Fanny Lye Deliver’d (Thomas Clay). SEFF 2020 – Sección Oficial
Debería haberles comentado Fanny Lye Deliver’d en el segundo día de este festival que ya termina, pero las restricciones pandémicas me obligaron a cambiar mi orden de visionado. Ahora por fin la abordo, en la última crítica que voy a escribir desde Sevilla, y debo decirles que no hay mal que por bien no venga: no es una de las mejores películas de una sección oficial memorable, pero sí dice mucho tanto acerca del estilo de programación del certamen como sobre algunas de las cosas que están ocurriendo en el cine de ahora. Muchos pueden preguntarse qué sentido tiene hacer coincidir en una misma franja del festival películas, por un lado, como Dau. Natasha y Malmkrog, y otras, por ejemplo, como Borrar el historial y la propia Fanny Lye Deliver’d. Las primeras pertenecen a una tradición que tiene que ver con el cine de la modernidad, con la herencia de la cultura humanista (por llamarla de algún modo), y representan la culminación extrema de un cierto “arte y ensayo” que procede, por lo menos, de los años 60. Las segundas no se toman en serio ese legado y prefieren regresar al género, incluso a su lado más popular y desprestigiado. Al mismo tiempo, es innegable que hay festivales que nunca mezclarían esos dos estilos, y también que su presencia simultánea, por ejemplo, en Sevilla, acaba provocando desconcierto en determinado público y cierta crítica, lo cual a estas alturas no acabo de entender muy bien.
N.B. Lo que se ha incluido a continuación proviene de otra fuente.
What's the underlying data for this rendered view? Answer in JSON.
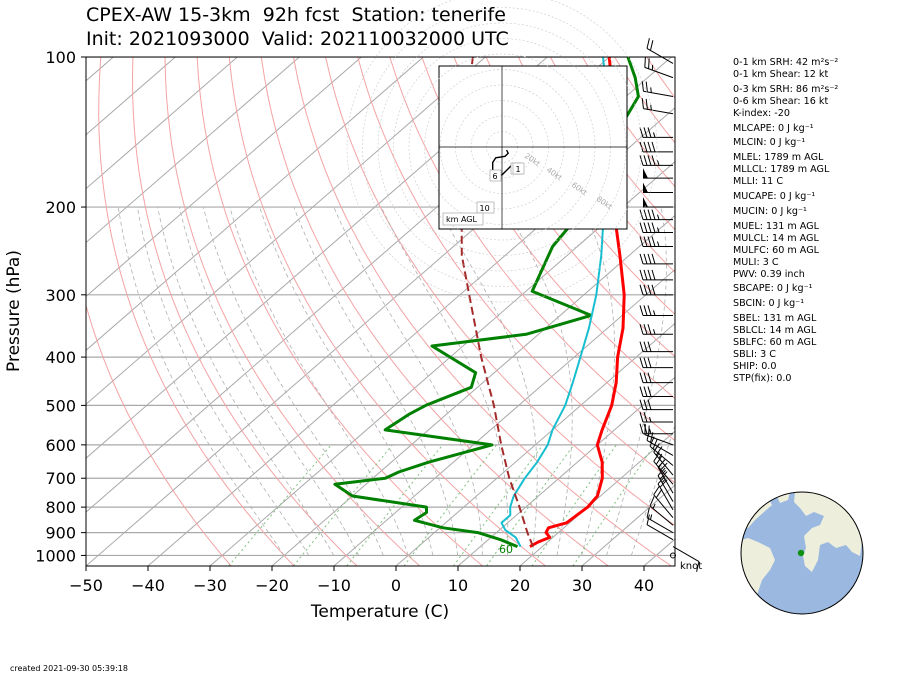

En el caso de la última película de Thomas Clay, autor también del guión y de la música, está muy claro que sus ascendentes se sitúan más del lado de Sergio Leone que en la estela de Carl T. Dreyer, por mucho que el argumento haga pensar en este último. Pues la historia de la Fanny del título (la esposa de un puritano inglés del siglo XVII obligada a enfrentarse a la tentación y el pecado representados por una pareja de fugitivos que acaban recalando en su granja) no transita nunca senderos que tengan que ver con los dilemas morales o religiosos, sino que prefiere el trazo grueso, la sangre e incluso a veces el gran guiñol. Hay primerísimos planos de rostros casi deformados por la excesiva proximidad del encuadre, e igualmente hay situaciones llevadas al límite, cuyo sentido del ritmo tiene que ver más con la brocha gorda que con el matiz. Es ahí donde Clay patina, pues incluso el exceso necesita siempre un equilibrio, algo que la película pierde en una segunda parte demasiado precipitada y efectista. Pero es ahí también donde Fanny Lye Deliver’d (que en el fondo muy bien podría haberse titulado Fanny Games, si es que quería jugar a fondo la carta de la caricatura) se muestra claramente como lo que es: un alocado pastiche, no solo de referencias, sino también de decisiones de puesta en escena, capaz de mezclar el western claustrofóbico y el historicismo británico, la parábola feminista y la fábula morbosa, la tradición y el revisionismo. Incluso la voz en off que cuenta la historia se sitúa en un futuro indefinido, como si a la película también le interesara interrogarse a sí misma sobre temporalidades narrativas que, por otra parte, esta sección oficial ha explorado igualmente en esas películas mencionadas que nada tienen que ver con esta, por lo menos en apariencia. ¿O es que ese tipo de divisiones ya no tiene ningún sentido? La respuesta, quizá, el año que viene. Si nos dejan y permiten.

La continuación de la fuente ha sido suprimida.